She Works Hard for the Money: Sri Lanka Edition
18 August 2018
I’d like for you all to think that travel has taught me to live a threadbare-chic life, and that I need only to collect deeply meaningfulexperiences instead of material things to achieve happiness. Unfortunately, the brand new Birkenstocks sitting in my bag tell another story. I do like my comforts, especially foot comforts...I mean, c’mon, the Germans are really on to something here. Still, I’m constantly comparing myself shamefully to young, gap-year travelers that Nate and I meet on the road. Money really does seem immaterial to their travel. They wander until their money runs out and they must pick strawberries or clean hostels so that they can eat again. Then they scrawl their next destination on a piece of cardboard and are snatched up by a sympathetic driver/serial killer in short order. Put a cardboard sign in front of me, and I might be thrown a sandwich and some spare change. Alas, the deck is stacked against the mid-career traveler. I’m unable to quiet thoughts of “saving for retirement” and “gaps in my resume” and “when can I get some Starbucks?” Besides, I look better behind a podium than I do behind cardboard.
All this means I gotta work hard for my money (cue Donna Summer), even while Nate and I are on this two-year travel adventure. Luckily, my chosen profession in the world of English Language Teaching (ELT) fits nicely into our goal of seeing the world. Even luckier still, my particular sector of the field means that I can do short-term consultant work as opposed to being locked into a year-long contract. This is how Nate and I landed poolside in Colombo, Sri Lanka for two weeks. I was hired as a contractor by our US Department of State and Georgetown University to be an English Language Specialist (EL Spec) with the Sri Lanka Police College.
We made the classroom a forum for sharing customs and traditions, practicing compassionate curiosity – a term I’m stealing shamelessly from Nate’s friend Kwame Christian. Please check out his Tedx Talk here on the subject; you won’t be sorry you did. We practiced asking questions about each other’s cultures; everything from the very observable to the unwritten rules.
- How should I greet someone that I know? Greet someone that I don’t know? Greet someone older or younger than me?
- What time should I arrive to a gathering with my friends? On-time, early, or late? What time should I arrive for a business meeting?
- What are the rules around giving and receiving gifts?
- What body language or gestures might insult or be offensive to someone?
- What are the rules for personal space in your culture?
- How should I have small talk with someone? What should I talk about? What topics should I avoid because they are considered rude to talk with someone you just met?
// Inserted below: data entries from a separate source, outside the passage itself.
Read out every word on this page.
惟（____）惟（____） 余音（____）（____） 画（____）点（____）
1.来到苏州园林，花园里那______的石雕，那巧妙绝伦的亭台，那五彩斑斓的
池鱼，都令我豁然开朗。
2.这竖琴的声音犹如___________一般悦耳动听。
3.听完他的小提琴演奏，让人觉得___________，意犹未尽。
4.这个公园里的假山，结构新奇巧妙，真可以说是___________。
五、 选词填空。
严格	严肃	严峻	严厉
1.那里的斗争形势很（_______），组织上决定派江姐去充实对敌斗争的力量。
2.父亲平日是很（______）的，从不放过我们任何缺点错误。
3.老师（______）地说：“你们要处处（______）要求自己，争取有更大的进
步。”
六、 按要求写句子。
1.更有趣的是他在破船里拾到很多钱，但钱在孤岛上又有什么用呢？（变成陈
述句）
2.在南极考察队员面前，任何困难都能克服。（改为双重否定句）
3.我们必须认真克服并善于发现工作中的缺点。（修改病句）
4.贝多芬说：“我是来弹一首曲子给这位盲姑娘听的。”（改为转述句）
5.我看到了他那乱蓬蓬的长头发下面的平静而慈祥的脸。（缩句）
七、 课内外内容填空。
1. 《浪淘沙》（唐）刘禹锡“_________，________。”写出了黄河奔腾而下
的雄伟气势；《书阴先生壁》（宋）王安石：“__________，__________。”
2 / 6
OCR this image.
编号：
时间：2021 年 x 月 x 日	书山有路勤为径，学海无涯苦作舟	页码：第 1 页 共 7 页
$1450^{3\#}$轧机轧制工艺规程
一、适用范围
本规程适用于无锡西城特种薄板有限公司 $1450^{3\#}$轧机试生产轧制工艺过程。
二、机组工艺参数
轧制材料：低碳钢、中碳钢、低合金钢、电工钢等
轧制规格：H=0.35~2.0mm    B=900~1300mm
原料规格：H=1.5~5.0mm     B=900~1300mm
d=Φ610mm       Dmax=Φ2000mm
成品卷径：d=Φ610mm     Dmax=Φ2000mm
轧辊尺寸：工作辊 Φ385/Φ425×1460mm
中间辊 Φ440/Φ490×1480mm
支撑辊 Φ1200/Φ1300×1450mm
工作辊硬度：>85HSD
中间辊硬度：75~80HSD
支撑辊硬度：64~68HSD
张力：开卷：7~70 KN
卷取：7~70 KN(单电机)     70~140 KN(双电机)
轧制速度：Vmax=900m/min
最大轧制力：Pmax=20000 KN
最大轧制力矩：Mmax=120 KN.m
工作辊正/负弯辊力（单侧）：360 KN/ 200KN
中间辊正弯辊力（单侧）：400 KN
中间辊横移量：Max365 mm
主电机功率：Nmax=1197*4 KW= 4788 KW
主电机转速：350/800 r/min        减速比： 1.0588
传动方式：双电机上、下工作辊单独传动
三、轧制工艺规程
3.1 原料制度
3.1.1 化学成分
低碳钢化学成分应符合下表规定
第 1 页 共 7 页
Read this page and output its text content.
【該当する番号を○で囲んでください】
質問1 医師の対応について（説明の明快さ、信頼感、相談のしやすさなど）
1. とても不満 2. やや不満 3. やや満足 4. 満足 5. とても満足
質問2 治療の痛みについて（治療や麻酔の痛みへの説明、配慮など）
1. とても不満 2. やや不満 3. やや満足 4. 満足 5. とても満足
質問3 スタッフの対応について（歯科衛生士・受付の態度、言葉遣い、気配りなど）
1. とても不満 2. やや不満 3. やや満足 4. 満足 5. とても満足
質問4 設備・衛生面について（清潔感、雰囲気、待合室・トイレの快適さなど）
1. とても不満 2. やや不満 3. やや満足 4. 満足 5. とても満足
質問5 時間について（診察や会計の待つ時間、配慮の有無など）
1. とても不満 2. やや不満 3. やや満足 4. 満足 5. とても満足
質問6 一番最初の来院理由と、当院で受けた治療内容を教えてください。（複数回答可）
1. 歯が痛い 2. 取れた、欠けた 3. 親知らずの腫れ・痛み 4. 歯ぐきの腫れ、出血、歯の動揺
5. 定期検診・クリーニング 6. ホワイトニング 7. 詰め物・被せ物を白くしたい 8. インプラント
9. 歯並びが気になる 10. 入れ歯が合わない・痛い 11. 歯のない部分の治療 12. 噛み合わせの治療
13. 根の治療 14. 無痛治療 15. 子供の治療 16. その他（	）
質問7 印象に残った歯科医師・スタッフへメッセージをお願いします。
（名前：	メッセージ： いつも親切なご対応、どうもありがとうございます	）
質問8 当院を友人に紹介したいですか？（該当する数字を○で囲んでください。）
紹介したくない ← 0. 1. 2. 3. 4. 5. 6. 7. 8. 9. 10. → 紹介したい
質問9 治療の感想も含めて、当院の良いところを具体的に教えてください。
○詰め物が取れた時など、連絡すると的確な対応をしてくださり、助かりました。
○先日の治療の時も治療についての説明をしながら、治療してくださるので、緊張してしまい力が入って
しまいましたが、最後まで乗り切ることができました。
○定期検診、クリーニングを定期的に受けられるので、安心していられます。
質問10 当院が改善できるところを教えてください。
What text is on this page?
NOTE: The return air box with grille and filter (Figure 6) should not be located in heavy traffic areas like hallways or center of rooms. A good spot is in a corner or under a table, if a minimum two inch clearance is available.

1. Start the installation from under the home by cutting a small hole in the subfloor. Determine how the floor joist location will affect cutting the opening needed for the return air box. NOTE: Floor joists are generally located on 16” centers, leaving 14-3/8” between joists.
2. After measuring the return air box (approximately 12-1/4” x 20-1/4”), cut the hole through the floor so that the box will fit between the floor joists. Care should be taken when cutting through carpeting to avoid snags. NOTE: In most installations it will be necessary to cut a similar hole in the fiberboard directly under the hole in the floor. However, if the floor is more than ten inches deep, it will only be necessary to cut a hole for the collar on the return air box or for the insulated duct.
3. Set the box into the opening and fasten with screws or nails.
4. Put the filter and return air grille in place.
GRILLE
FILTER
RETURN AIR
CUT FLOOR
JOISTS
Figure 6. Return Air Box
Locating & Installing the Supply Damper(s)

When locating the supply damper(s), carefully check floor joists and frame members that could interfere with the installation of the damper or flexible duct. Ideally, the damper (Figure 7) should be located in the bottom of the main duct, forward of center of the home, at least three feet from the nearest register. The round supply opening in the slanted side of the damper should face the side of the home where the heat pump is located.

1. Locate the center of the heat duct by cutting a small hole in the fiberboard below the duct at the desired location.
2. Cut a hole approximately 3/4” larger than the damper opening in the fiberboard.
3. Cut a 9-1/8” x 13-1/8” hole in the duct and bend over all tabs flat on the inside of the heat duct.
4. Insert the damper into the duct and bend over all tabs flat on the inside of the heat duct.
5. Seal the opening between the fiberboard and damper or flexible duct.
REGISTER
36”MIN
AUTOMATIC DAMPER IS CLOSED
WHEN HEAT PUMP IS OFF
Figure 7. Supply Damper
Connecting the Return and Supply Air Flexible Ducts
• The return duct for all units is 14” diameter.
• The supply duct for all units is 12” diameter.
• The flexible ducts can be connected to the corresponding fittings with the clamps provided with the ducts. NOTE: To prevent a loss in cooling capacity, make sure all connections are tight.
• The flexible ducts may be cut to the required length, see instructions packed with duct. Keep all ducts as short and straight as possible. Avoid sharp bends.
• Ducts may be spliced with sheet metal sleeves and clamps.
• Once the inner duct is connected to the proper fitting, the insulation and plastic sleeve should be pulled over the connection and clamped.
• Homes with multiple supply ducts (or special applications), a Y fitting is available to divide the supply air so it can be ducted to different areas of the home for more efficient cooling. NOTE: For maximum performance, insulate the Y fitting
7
- I’ve just been invited to dinner. What are the unwritten rules of eating that I should know?
- How should I behave in a temple, mosque, or church in Sri Lanka?
Unwritten rules when broken generally cause little more than embarrassing taboos and are often quickly corrected through observation or the gentle redirection of a cultural translator. We eased our way into cultural differences through comic strips and funny commercials.
We even had a mock “Uncocktail Party” where I divided the instructors into two groups and secretly gave them each their own cultural identity. One group was told that they valued eye contact, loud and boisterous communication, very little personal space, and warm, physical touch. The other, of course, avoided eye contact, talked quietly, preferred their friends at arms-length, and detested any type of touching. When let loose on each other, the result was hilarious (game appears at 0:37 seconds):
Next, we dove into the murkier waters of deep culture; areas that lead to dangerous stereotypes and prejudice. They asked me if all Americans carry guns, are divorced, and live on a steady diet of casual sex and fast food (As seen on TV!). I asked them why homosexuality is illegal and divorce nearly is in Sri Lanka. We talked about the values that shape our opinions and behaviors. For example, in many Eastern cultures, Sri Lanka included, the dominate value is that every individual’s actions should be based on the greater good of the group, which explains why divorce is less prevalent. Parents should stay together for the good of the family. In Western society, the value is placed more on individual happiness. If a man or woman is in a painful relationship, they are encouraged to end it and the suffering. We helped each other add some color and shading into what before had only been black and white issues. Black vs. White. Right vs. Wrong. Good vs. Evil.
In the end, it seemed that intercultural communication skills were in greater demand than language skills for this healing nation. We saw that curiosity, empathy and tolerance are the natural antidote of mistrust, prejudice, discrimination, and racism. The instructors told me at the end that they would recommend to their leadership that a new course in intercultural communicative competence be added permanently to their curriculum. As for me, I also learned some valuable lessons about my own world-view. The focus of nearly every American and everyone looking to America is on how divided we’ve become. I’m not one for faceless arguments on social media or carrying signs in protest. I lack the conviction and witticisms. With a little practice, though, I could be good at asking questions and truly being interested in the answer. So, I’ll try to practice what I preach...er, teach...and attempt to understand those who think differently, act differently, and *cough* vote differently. And, then, of course, I’ll blog about it ;).